How to treat sunburn
If you return from a long sunny ride looking like a lobster, follow GP and cyclist Andy Ward’s advice…
Failed to prevent it?
As with most things, prevention is better than cure, and this especially applies to sunburn, with skin cancers and premature aging associated with excess sun exposure. But what should you do if you’ve managed to get burnt?
The vast majority of sunburn is superficial: the skin is red and painful but not blistered. More severe sunburn can be classified as partial thickness (superficial dermal). The affected skin is painful and appears pale pink with blistering. Depending on the extent, this can be more serious. If more than 10 per cent of the body surface area in adults or five per cent in children is affected by severe sunburn, medical assessment is required.

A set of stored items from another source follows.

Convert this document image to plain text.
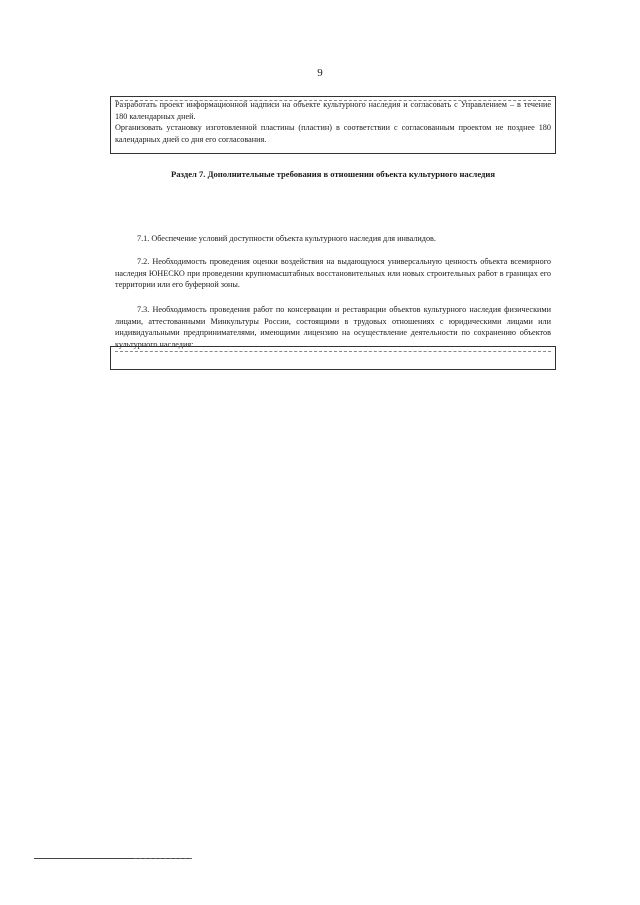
9

Разработать проект информационной надписи на объекте культурного наследия и согласовать с Управлением – в течение 180 календарных дней.

Организовать установку изготовленной пластины (пластин) в соответствии с согласованным проектом не позднее 180 календарных дней со дня его согласования.

Раздел 7. Дополнительные требования в отношении объекта культурного наследия

7.1. Обеспечение условий доступности объекта культурного наследия для инвалидов.

7.2. Необходимость проведения оценки воздействия на выдающуюся универсальную ценность объекта всемирного наследия ЮНЕСКО при проведении крупномасштабных восстановительных или новых строительных работ в границах его территории или его буферной зоны.

7.3. Необходимость проведения работ по консервации и реставрации объектов культурного наследия физическими лицами, аттестованными Минкультуры России, состоящими в трудовых отношениях с юридическими лицами или индивидуальными предпринимателями, имеющими лицензию на осуществление деятельности по сохранению объектов культурного наследия:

Surface area can be estimated in adults using the ‘rule of nines’: nine per cent each for the head and each upper limb, 18 per cent for each lower limb, front of trunk and back of trunk. Certain co-existing medical conditions such as diabetes, heart disease, dehydration or heat-related illness are also cause for concern.
Mild sunburn settles on its own with the peak of discomfort normally occurring at 24 hours after exposure. It is important to maintain hydration. Cool showers, cold compresses moisturizing cream and paracetamol or ibuprofen can help relieve symptoms. There is some evidence (from the manufacturers) that Voltarol Emugel can reduce pain and redness.
For areas of more severe burn, which don’t require medical assessment, leave blisters intact to prevent infection. Don’t apply moisturisers and use a non-adhesive dressing if a blister has burst – changing regularly to check for infection. Burns that are not settling should be seen by a doctor sooner rather than later.